Am Mittwoch, 02. August,
war Patrick Leclercq, ARD-Korrespondent im Libanon, zu Gast im tagesschau-Chat
in Kooperation mit politik-digital.de. Er berichtet
live aus Beirut über die israelischen Angriffe auf den Libanon,
die Situation der Bevölkerung und mögliche Lösungen
des Konfliktes.
Moderator: Zu Gast im tagesschau-Chat
ist heute der ARD-Korrespondent Patrick Leclercq. Er berichtet für
das Erste tägliche aus der Krisenregion Beirut. Von dort aus
ist er uns jetzt telefonisch zugeschaltet. Herr Leclercq telefoniert
von einer konventionellen Telefonleitung aus und das mitten im Krieg
– technische Probleme sind also möglich. Guten Tag, Herr Leclercq,
können wir beginnen?
Patrick Leclercq: Ja.
Mr. Sony: Sind Sie dort, wo Sie sich gerade befinden,
in akuter Gefahr oder in relativer Sicherheit?
Patrick Leclercq: Wir sind in relativer Sicherheit, wir sind in
Beirut selber. Wir wohnen in Westbeirut in einem Hotel, das schon
im Bürgerkrieg viele Journalisten beherbergt hat. Wir hatten
schon seit mehreren Tagen keine schweren Bombardierungen mehr, dass
Kampfgeschehen spielt sich ca. zwei Stunden Fahrzeit im Süden
ab und seit zwei Tagen auch wieder im Norden.
zaphod: Wie realistisch ist Israels Behauptung,
die Infrastruktur der Hisbollah sei zerstört?
Patrick Leclercq: Ich glaube, das hat eher damit zu tun, dass
der Ministerpräsident Olmert seine Leute, sein Volk beschwichtigen
will. Ich glaube nicht, dass es der israelischen Armee bisher tatsächlich
gelungen ist, den Großteil der Hisbollah zu entwaffnen, so
wie Olmert in einem Interview behauptet hat. Die Hisbollah hat sehr
viele Verstecke. Das können Häuser sein oder auch Bunker
oder auch natürliche Höhlen.

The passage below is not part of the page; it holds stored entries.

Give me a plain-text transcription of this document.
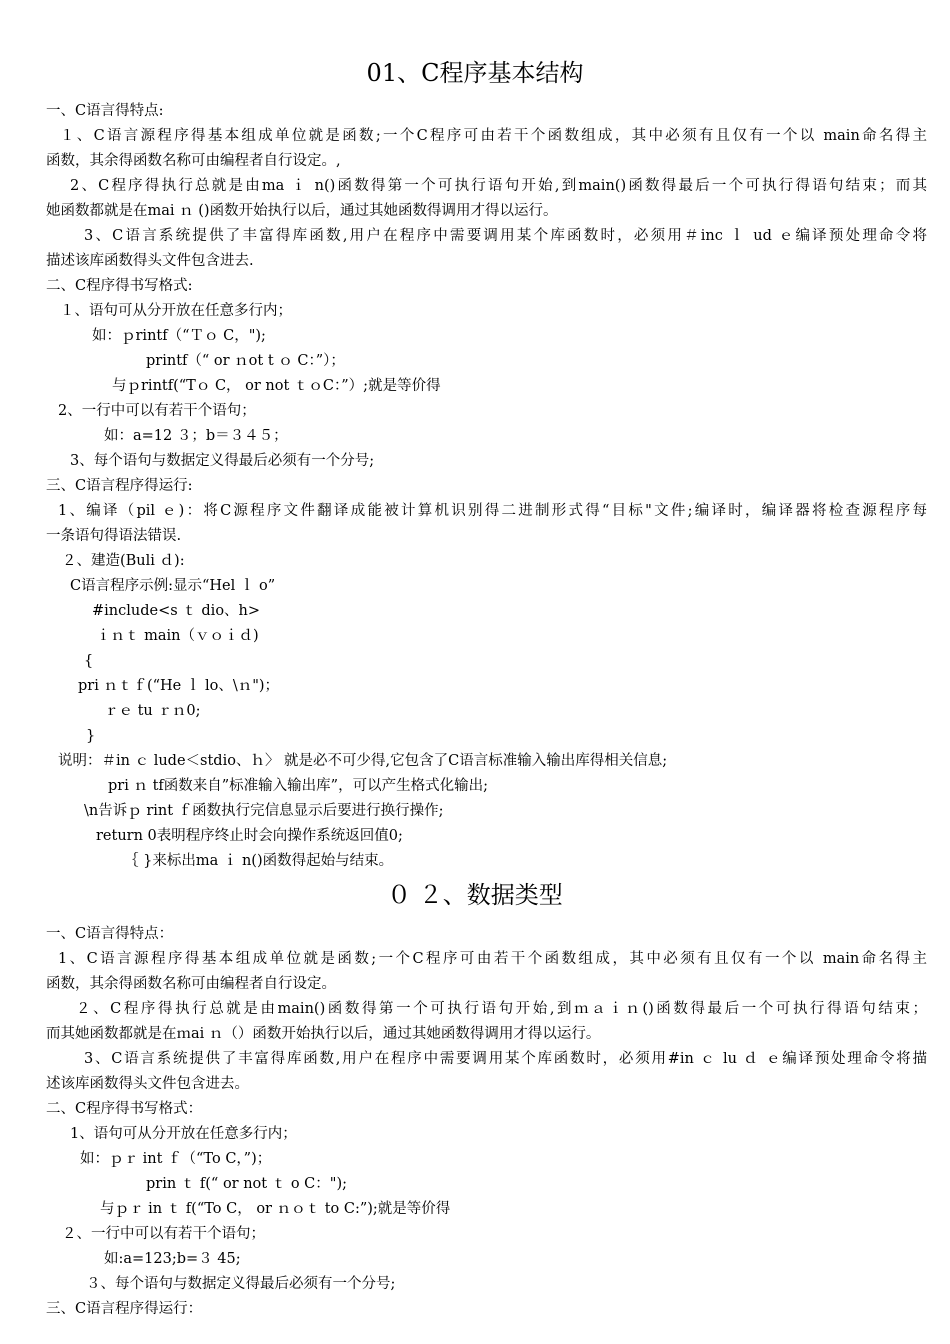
01、C程序基本结构
一、C语言得特点:
１、C语言源程序得基本组成单位就是函数;一个C程序可由若干个函数组成，其中必须有且仅有一个以 main命名得主
函数，其余得函数名称可由编程者自行设定。,
2、C程序得执行总就是由ma ｉ n()函数得第一个可执行语句开始,到main()函数得最后一个可执行得语句结束；而其
她函数都就是在mai ｎ ()函数开始执行以后，通过其她函数得调用才得以运行。
3、C语言系统提供了丰富得库函数,用户在程序中需要调用某个库函数时，必须用＃inc ｌ ud ｅ编译预处理命令将
描述该库函数得头文件包含进去.
二、C程序得书写格式:
１、语句可从分开放在任意多行内；
如：ｐrintf（“Ｔｏ C，");
printf（“ or ｎot t ｏ C：”）；
与ｐrintf(“Tｏ C， or not ｔｏC：”）;就是等价得
2、一行中可以有若干个语句；
如：a=12 ３；b＝３４５；
3、每个语句与数据定义得最后必须有一个分号;
三、C语言程序得运行:
1、编译（pil ｅ)：将C源程序文件翻译成能被计算机识别得二进制形式得“目标"文件;编译时，编译器将检查源程序每
一条语句得语法错误.
２、建造(Buli ｄ):
C语言程序示例:显示“Hel ｌ o”
#include<s ｔ dio、h>
ｉｎｔ main（ｖｏｉｄ)
{
pri ｎｔｆ(“He ｌ lo、\ｎ")；
ｒｅ tu ｒｎ0;
}
说明：＃in ｃ lude＜stdio、ｈ〉 就是必不可少得,它包含了C语言标准输入输出库得相关信息;
pri ｎ tf函数来自”标准输入输出库”，可以产生格式化输出;
\n告诉ｐ rint ｆ函数执行完信息显示后要进行换行操作;
return 0表明程序终止时会向操作系统返回值0;
｛ }来标出ma ｉ n()函数得起始与结束。
０ ２、数据类型
一、C语言得特点：
1、C语言源程序得基本组成单位就是函数;一个C程序可由若干个函数组成，其中必须有且仅有一个以 main命名得主
函数，其余得函数名称可由编程者自行设定。
２、C程序得执行总就是由main()函数得第一个可执行语句开始,到ｍａｉｎ()函数得最后一个可执行得语句结束；
而其她函数都就是在ｍai ｎ（）函数开始执行以后，通过其她函数得调用才得以运行。
3、C语言系统提供了丰富得库函数,用户在程序中需要调用某个库函数时，必须用#in ｃ lu ｄ ｅ编译预处理命令将描
述该库函数得头文件包含进去。
二、C程序得书写格式：
1、语句可从分开放在任意多行内；
如：ｐｒ int ｆ（“To C，”)；
prin ｔ f(“ or not ｔ o C：");
与ｐｒ in ｔ f(“To C， or ｎｏｔ to C:”);就是等价得
２、一行中可以有若干个语句；
如:a=123;b=３ 45;
３、每个语句与数据定义得最后必须有一个分号;
三、C语言程序得运行：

Außerdem muss man davon
ausgehen, dass der Nachschub trotz zahlreicher Luftangriffe der
Israelis weiter funktioniert.
malla: Israels Armee hat die ersten Verluste zu
beklagen. Wie lange werden wohl die Israelis hinter den Entscheidungen
ihrer Regierung stehen?
Patrick Leclercq: Das ist eine ganz ausgezeichnete Frage, weil
in vergangenen Kriegen das eine wichtige Rolle gespielt hat. Ich
persönlich glaube, dass die Zeit für die israelische Regierung
abläuft, weil die Verluste verglichen mit ähnlichen Kampfhandlungen
doch sehr hoch sind.
Benjamin Stierl: Werter Herr Leclercq, denken
Sie, dass dieser Konflikt vermeidbar gewesen wäre?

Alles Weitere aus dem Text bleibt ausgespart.